Sometimes, it does not.
After I hit NaNoWriMo's 50,000 word count, I kept a great deal of momentum. I haven't slacked off entirely - in fact, in the last 8 days, I have added an additional 10,000 words. But I wrote 25,000 words per 8 days for the first half of the month, and I do feel a bit disappointed in myself for having had some days where I didn't write, where I played Pokémon or watched Star Trek: The Next Generation, instead.
I could tell you that it's because I'm stressed about moving and our lawyer not having pinned down a closing date, or because I'm having angst about a kitten which I may or may not be able to adopt despite desperately wanting to. And these things are true. I've had some lovely nightmares, and have become very familiar with what the world sounds like at 4 in the morning.
But it's not the complete truth, and if you can't tell the truth to your (potential, one day, maybe) blog readers, who can you tell?
The truth is, I have let myself get out of the habit of writing.
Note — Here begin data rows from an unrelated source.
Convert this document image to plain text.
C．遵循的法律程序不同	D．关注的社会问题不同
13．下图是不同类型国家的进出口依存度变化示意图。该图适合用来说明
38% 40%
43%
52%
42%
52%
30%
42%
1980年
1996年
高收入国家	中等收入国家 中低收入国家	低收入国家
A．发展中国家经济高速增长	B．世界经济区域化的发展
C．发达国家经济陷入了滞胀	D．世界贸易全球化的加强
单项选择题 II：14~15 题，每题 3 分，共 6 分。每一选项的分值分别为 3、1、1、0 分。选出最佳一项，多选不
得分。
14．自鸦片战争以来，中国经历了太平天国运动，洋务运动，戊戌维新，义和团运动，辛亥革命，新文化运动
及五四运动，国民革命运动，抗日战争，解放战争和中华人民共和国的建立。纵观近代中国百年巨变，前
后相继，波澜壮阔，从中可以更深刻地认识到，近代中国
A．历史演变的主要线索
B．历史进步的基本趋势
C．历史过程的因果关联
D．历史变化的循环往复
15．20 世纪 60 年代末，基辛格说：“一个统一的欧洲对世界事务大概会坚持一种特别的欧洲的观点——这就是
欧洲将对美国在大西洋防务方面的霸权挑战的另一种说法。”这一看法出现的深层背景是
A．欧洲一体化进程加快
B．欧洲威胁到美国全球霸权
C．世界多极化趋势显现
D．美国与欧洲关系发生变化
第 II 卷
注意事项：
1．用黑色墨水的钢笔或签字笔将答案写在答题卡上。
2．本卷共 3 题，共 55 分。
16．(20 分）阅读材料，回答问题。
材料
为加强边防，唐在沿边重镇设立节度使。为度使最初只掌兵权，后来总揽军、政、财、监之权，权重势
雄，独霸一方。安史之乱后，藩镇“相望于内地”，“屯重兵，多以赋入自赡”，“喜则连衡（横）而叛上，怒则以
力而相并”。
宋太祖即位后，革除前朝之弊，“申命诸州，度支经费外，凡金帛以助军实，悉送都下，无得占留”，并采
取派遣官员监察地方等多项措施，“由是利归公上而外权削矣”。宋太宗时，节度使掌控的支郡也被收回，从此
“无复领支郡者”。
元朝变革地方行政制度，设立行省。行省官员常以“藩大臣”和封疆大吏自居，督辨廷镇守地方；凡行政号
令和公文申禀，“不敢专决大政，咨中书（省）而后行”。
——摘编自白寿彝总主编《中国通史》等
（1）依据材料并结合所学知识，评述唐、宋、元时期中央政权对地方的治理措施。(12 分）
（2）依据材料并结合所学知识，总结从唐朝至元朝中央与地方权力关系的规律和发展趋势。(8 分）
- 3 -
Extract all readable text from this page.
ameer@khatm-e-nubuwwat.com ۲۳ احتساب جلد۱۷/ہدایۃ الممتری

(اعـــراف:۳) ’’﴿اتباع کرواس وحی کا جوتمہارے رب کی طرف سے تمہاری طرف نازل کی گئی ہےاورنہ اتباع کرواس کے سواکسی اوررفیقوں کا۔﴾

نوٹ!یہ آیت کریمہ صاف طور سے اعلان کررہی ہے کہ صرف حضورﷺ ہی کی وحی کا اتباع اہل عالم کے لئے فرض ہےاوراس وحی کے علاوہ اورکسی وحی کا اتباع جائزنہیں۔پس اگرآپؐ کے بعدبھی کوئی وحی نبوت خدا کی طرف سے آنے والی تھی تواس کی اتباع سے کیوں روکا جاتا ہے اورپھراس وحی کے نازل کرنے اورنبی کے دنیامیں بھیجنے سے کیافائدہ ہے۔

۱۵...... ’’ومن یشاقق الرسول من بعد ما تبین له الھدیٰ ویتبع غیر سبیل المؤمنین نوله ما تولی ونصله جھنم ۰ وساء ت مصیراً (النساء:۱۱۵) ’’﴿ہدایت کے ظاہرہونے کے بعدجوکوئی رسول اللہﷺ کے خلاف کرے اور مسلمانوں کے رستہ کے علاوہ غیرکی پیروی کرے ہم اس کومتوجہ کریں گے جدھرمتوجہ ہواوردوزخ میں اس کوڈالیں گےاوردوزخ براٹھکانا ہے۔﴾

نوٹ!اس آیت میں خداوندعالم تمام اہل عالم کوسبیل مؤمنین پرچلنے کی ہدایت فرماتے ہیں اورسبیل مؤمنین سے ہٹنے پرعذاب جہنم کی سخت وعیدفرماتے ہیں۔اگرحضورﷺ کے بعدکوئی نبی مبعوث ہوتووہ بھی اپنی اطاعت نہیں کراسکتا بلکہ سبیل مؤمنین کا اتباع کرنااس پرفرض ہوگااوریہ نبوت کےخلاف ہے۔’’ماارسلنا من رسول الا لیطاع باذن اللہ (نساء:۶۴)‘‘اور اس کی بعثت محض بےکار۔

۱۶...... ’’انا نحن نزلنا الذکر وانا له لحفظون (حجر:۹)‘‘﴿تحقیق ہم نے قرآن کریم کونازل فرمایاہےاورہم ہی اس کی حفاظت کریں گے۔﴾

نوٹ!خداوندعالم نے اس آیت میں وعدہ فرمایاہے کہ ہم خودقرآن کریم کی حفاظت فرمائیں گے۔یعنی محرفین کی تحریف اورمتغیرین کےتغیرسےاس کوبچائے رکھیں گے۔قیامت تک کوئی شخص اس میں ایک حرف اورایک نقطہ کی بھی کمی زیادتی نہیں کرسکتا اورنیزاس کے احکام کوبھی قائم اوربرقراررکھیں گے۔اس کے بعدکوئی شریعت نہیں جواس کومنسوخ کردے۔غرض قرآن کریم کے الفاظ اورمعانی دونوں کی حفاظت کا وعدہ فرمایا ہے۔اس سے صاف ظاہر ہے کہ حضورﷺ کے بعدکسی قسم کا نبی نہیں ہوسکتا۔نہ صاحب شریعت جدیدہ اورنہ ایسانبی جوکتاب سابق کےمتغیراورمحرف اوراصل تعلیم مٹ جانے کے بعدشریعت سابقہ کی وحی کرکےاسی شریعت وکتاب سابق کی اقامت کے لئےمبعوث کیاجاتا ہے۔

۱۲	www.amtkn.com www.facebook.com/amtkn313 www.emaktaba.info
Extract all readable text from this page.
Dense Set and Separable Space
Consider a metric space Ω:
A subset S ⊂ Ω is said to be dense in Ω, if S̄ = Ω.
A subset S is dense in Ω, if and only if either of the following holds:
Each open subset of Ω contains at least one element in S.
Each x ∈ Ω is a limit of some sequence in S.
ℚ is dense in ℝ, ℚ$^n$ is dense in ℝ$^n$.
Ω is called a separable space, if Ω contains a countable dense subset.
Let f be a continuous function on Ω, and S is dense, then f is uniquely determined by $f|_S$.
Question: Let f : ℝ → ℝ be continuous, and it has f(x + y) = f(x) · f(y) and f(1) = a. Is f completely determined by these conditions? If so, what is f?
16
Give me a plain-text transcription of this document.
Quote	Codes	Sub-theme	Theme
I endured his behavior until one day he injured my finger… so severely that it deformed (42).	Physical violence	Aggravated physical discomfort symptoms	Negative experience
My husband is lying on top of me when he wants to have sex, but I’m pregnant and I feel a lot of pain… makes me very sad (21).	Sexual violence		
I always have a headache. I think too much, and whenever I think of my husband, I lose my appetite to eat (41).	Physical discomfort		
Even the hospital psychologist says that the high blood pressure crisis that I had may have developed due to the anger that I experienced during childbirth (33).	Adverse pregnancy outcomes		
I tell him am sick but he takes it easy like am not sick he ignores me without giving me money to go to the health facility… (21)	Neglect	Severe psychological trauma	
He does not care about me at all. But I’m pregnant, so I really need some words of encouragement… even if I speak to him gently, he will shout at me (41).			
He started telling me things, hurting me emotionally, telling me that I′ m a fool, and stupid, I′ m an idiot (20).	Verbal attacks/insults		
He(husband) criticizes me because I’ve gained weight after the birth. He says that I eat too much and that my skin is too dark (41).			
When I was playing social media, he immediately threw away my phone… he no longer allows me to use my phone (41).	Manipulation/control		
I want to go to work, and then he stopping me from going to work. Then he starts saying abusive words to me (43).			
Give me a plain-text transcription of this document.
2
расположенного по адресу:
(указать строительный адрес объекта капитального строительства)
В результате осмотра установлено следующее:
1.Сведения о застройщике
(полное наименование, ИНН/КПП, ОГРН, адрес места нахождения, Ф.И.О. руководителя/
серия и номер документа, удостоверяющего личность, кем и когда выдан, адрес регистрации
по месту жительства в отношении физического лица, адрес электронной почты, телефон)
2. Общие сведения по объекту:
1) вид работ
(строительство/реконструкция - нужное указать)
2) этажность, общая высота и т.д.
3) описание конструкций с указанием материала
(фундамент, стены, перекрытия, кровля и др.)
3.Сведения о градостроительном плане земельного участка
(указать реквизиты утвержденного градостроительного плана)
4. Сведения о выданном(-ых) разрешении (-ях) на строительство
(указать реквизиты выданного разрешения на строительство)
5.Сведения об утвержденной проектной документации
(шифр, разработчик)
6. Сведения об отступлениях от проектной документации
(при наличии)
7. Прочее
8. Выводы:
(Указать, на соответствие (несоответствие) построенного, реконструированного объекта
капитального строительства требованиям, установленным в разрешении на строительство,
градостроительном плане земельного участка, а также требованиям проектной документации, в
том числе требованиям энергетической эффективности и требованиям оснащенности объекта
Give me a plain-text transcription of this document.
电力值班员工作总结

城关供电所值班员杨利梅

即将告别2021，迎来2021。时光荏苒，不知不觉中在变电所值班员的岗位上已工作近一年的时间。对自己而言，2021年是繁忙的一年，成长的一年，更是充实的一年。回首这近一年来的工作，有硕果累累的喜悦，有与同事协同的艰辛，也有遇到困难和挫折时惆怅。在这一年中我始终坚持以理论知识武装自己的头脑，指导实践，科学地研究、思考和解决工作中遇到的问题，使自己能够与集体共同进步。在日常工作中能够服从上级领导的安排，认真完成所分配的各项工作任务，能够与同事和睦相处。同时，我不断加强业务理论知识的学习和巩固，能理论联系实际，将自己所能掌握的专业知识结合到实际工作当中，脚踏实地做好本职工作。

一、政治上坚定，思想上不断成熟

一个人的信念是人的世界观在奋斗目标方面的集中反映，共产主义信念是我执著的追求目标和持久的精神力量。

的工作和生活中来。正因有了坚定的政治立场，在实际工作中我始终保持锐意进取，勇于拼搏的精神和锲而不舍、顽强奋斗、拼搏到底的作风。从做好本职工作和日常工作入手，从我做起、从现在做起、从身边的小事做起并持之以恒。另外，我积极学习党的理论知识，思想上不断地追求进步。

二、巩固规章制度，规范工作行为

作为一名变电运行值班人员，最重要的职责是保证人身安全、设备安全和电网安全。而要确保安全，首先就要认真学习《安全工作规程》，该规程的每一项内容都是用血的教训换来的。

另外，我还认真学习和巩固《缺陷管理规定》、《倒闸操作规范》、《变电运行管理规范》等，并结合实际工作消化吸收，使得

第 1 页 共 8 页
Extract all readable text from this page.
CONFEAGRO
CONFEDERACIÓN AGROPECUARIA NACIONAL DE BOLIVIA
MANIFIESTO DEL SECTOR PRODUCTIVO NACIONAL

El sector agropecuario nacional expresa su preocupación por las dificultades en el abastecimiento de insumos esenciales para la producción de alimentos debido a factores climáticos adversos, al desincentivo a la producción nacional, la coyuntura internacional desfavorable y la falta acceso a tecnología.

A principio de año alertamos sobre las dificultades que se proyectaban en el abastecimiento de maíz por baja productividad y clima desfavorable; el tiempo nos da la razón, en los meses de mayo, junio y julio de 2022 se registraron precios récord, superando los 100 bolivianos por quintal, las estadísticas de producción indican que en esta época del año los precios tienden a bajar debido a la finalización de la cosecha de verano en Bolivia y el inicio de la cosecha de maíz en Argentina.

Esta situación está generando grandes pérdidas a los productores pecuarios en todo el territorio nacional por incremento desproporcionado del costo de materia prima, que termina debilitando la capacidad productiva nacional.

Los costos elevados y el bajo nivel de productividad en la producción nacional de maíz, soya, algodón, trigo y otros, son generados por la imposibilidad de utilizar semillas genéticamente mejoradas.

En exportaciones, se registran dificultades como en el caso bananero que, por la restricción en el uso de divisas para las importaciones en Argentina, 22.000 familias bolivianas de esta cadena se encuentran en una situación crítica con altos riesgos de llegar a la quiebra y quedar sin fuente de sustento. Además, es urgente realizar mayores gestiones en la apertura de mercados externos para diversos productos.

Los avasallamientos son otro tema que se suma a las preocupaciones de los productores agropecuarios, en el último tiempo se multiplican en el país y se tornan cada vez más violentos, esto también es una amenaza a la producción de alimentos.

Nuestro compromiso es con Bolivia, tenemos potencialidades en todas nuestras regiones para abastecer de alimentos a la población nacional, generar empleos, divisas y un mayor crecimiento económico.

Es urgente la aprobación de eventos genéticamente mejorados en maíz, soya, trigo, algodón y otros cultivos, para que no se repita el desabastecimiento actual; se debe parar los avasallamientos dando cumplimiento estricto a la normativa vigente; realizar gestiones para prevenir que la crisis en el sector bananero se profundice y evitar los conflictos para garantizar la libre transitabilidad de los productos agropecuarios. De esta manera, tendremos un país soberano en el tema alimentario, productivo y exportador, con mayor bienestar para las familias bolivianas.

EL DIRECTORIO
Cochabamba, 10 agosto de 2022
It's easier. It's less scary. What used to be my favorite activity has become fraught with fear, as I'm terrified that after every word, the well will dry up for good. There will be no more inspiration. I'm so afraid to fail that I haven't let myself try.
So here I am, writing a blog post. Because it's shorter, easier, but it's not a complete step away from writing. I may not be looking at my novel, but I still see a blank page that needs to be filled. And tonight, I'm going to try to get back to my writing.
To anyone who may read this at a later date and think, "Gee, that sounds like me," all I can tell you is this:
I don't know if it leads anywhere. I don't know if you'll ever be read, your work loved. I don't know if my work will ever be read or loved either.
But don't give up. I think quitting without even trying to achieve your dream is still infinitely sadder than being lazy, or failing time after time.